What Tesla and Zoox Should Learn from Waymo

Operational Mastery demands choosing agility over control.

By Patrick Hunt

In Deep Tech hardware, if you don’t follow the principles of Operational Mastery, you’ll probably go bankrupt. That’s not an exaggeration - I’ve seen it happen too many times. I’ve written before about Operational Mastery, but to quickly recap: Resolve technical risk first, then demand risk, and finally execution risk. Attempting them in any other order or all at once will end in disaster.

Waymo’s Winning Blueprint

Waymo’s journey is a masterclass in Operational Mastery. It systematically retired technical risk before engaging customers, avoiding premature hype. From its inception in 2009 until 2015, Waymo kept its cars off public roads. Even when Waymo started offering public rides in 2018, it was still in a controlled environment with safety drivers - a phase better described as advanced product testing than customer acquisition.

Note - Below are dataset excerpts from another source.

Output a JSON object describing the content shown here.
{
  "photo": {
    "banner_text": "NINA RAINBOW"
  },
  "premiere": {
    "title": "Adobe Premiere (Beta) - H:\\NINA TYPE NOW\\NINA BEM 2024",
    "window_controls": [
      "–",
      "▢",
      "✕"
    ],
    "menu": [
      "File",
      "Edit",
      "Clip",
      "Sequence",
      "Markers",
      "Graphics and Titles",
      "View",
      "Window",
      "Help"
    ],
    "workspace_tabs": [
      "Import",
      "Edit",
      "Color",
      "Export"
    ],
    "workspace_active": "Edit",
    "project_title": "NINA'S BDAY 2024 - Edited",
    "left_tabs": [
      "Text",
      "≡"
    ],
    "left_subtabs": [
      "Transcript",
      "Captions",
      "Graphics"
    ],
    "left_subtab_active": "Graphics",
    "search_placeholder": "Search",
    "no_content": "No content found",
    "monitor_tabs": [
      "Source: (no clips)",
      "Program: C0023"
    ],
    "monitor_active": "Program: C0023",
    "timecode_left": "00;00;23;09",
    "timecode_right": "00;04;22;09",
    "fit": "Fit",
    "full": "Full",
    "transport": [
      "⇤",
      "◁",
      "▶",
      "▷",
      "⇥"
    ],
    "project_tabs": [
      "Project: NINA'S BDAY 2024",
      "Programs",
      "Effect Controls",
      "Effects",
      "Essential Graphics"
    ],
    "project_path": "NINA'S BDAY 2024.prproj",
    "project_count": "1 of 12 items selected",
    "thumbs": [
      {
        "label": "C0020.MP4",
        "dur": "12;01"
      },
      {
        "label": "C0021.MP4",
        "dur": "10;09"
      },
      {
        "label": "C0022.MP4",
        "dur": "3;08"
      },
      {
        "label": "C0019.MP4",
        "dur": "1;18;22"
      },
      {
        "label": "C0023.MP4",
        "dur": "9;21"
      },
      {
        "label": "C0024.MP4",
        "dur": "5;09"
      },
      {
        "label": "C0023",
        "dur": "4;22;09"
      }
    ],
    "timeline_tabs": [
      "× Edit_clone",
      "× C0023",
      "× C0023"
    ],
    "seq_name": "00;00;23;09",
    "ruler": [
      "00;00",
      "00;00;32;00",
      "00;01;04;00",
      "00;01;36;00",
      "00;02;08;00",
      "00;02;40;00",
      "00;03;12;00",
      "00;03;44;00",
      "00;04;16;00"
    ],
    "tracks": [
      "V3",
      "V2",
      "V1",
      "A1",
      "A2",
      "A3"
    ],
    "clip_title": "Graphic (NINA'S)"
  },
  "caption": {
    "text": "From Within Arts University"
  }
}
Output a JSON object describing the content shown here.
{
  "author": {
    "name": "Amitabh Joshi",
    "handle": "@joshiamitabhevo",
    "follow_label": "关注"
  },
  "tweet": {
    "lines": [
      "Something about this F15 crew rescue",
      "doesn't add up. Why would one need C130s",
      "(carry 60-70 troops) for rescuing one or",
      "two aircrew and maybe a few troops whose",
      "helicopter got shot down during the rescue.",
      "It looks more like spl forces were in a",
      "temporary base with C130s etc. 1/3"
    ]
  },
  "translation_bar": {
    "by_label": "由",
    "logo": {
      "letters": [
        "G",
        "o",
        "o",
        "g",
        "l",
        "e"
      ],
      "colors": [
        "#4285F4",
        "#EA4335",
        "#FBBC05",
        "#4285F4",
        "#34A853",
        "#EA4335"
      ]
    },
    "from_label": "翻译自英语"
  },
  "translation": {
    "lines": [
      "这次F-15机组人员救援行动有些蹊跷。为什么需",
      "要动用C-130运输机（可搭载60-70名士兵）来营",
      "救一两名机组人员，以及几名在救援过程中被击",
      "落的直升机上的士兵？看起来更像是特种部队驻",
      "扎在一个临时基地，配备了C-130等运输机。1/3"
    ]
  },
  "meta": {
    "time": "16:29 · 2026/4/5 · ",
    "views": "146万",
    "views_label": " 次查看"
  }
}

With the technology working, Waymo then turned its focus to demand risk. Charging for rides in Phoenix began in 2020, followed by expansions to San Francisco in 2022 and Los Angeles in 2024. Waymo won approval to begin charging for rides in California in 2023 and now serves over 150,000 paid rides (and 1,000,000 miles) per week. Customers love Waymo.

While Waymo is well known for incredible technology, its approach to execution risk has been under-discussed. Managing an autonomous fleet is a complicated operation. Each local market team needs to optimize pricing, maintenance, vehicle utilization, facilities, charging, routing, and fleet size. Waymo is maturing these operations in real time, progressing down a learning curve every competitor will have to repeat.

But Waymo’s execution stands out not for what it did - it's what it didn’t do.

The Path Not Taken: Firefly’s Legacy

In 2014, Waymo unveiled the Firefly - a custom vehicle with no steering wheel or pedals, designed to be a dedicated robotaxi. A dedicated robotaxi promised several benefits, such as stronger branding and tighter hardware integration. And yet, in 2017, Waymo abandoned the Firefly entirely. Why?

The answer reveals Waymo’s deep understanding of execution risk. Car production only becomes cost-effective at a massive scale - typically around 50,000 to 100,000 units per year. Building capacity at this scale would have demanded capital, manufacturing expertise, and executive bandwidth. Without revenue to match these costs, finances would get unstable quickly. But, most critically, committing to a custom vehicle would have constrained Waymo’s flexibility, binding every part of their business - tech development, market expansion, fleet operations - to the grueling timelines of vehicle production. 

The Firefly would have become a financial, strategic, and operational anchor - a drag on Waymo’s chances of success. In opting to buy vehicles from established automakers, Waymo chose agility over control.

The Dedicated Robotaxi: An Expensive Mistake in the Making

Seven years after Waymo’s decision to abandon the Firefly, Tesla unveiled the Cybercab — a dedicated robotaxi slated for production in 2026. Zoox, too, is committing to its custom vehicle. These announcements raise more doubt than confidence.

The maturity of Zoox’s technology is unclear, but Tesla has certainly not finished retiring technical risk. Neither firm has acquired customers or built robotaxi operations. Yet both are committing to a vehicle design that will consume vast amounts of capital and management bandwidth.

Consider Waymo’s current run rate of 1,000,000 miles per week. If a robotaxi lasts 200,000 miles, Waymo is on pace to consume about 260 vehicles per year. The run rate is growing, but it will have to grow about 200x before dedicated vehicles are economical. And Waymo’s been doing this for four years.

Tesla and Zoox display a profound misunderstanding of execution risk. If they stay committed to the dedicated robotaxis, they will have less capital to invest in technology, demand, and fleet management operations. They will also have less strategic flexibility, as their timing, pricing, market expansion, and fleet size will be driven by the constraints of vehicle development and manufacturing. By committing to these vehicles, they are violating Operational Mastery, refusing to address execution risk last.

Squandering the Late Mover Advantage

Later market entrants typically learn from the successes and failures of first movers. Google wasn’t the first search engine, and the iPhone wasn’t the first smartphone. While Tesla and Zoox will be disadvantaged as they follow Waymo on the learning curve, they will have the advantage of learning from Waymo’s example. By canceling the Firefly, Waymo showed the value of preserving capital and maintaining flexibility. But Tesla and Zoox seem intent on making a mistake Waymo carefully avoided. Dedicated robotaxis could be the anchor that drags down these would-be Waymo challengers.